MANCHESTER, England | Sun Sep 29, 2013 4:57pm EDT
MANCHESTER, England (Reuters) - Britain will recruit hundreds of computer experts to defend its vital networks against cyber attacks and launch high-tech assaults of its own, Defence Secretary Philip Hammond said on Sunday.
Addressing the annual conference of his ruling Conservative party, Hammond said Britain was spending increasing amounts of its defence budget, the fourth largest in the world, on cyber intelligence and surveillance.
"Last year our cyber defenses blocked around 400,000 advanced malicious cyber threats against the government's secure internet alone, so the threat is real," he told delegates.
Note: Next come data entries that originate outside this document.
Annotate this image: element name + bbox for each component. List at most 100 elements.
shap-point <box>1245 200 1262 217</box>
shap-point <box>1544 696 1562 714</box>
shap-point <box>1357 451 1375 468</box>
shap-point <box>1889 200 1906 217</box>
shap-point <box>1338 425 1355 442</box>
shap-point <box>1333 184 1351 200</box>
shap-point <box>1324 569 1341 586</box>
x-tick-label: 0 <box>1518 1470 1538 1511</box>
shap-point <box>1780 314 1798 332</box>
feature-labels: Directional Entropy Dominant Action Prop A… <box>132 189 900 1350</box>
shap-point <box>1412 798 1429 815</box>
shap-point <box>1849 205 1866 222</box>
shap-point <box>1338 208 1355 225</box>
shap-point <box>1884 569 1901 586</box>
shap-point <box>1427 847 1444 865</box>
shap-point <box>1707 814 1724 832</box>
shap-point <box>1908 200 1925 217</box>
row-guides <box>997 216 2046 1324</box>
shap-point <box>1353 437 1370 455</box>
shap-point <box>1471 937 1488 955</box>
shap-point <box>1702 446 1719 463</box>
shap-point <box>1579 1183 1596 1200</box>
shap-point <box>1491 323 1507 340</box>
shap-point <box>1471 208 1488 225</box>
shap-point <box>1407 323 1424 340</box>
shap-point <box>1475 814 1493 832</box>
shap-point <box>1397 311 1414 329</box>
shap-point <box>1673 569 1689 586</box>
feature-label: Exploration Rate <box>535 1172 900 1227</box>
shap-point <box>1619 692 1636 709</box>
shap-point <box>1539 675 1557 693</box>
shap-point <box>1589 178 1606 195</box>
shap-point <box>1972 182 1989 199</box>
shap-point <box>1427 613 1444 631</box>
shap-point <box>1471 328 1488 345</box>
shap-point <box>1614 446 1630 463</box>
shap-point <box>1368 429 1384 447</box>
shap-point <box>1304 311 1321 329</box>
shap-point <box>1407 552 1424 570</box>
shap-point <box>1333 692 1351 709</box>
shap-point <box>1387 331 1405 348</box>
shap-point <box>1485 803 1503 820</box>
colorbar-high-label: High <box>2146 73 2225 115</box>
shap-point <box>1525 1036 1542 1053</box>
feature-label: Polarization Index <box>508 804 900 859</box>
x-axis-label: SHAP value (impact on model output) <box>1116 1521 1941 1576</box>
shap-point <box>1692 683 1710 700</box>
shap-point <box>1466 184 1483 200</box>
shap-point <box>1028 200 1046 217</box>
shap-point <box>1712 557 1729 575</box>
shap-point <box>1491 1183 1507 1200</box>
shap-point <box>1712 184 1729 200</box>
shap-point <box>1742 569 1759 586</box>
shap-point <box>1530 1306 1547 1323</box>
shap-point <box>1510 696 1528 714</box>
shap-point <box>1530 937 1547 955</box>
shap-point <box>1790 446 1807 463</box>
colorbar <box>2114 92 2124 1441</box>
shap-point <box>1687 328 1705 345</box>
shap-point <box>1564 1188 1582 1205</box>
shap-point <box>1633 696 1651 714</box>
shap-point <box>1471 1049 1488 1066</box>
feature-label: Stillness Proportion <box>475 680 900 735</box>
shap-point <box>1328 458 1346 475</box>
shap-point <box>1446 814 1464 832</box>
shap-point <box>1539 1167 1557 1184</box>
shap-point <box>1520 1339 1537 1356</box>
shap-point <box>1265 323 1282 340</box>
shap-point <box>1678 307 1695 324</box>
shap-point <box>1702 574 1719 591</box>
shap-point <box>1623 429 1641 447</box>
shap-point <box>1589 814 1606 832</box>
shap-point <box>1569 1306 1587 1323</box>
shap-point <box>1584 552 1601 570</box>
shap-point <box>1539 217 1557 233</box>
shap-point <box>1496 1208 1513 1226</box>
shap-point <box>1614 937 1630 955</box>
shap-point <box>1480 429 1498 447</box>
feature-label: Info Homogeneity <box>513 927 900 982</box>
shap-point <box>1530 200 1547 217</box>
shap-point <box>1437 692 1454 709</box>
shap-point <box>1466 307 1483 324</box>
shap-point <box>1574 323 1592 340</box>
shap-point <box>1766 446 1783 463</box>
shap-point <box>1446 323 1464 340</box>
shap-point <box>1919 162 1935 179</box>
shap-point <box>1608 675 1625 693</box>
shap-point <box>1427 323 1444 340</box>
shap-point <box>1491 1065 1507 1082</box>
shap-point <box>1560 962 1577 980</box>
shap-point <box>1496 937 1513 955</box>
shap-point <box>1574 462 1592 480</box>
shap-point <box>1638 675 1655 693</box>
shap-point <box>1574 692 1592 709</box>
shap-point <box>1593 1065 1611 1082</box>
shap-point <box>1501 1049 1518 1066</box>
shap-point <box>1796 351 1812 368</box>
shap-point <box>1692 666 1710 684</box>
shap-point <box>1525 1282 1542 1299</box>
"But simply building cyber defenses is not enough: as in other domains of warfare, we also have to deter. Britain will build a dedicated capability to counterattack in cyberspace and if necessary to strike in cyberspace."
He did not go into details on who was attacking Britain's infrastructure, but government sources have said a large number of such assaults have originated in China or Russia.
Separately, he told the Mail on Sunday newspaper that clinical "cyber strikes" could disable enemy communications, nuclear and chemical weapons, planes, ships and other hardware.
"Our commanders can use cyber weapons alongside conventional weapons in future conflicts," he said in the newspaper.
Hammond told the conference the government would recruit hundreds of experts in the coming months from a variety of backgrounds, including civilian computer experts, to join what he called a new Joint Cyber Reserve.
The "reservists" would work alongside existing experts in various government agencies such as the Ministry of Defence and the GCHQ electronic surveillance agency. Hammond did not say how much the recruitment program would cost, but the outlay is expected to run to hundreds of millions of pounds.
In July, a group of lawmakers said Britain was losing the battle against cyber crime, saying online criminals in 25 countries had chosen the UK as their number one target.
Government documents have spoken of foreign states seeking "to conduct espionage with the aim of spying on or compromising our government, military, industrial and economic assets as well as monitoring opponents of their regime".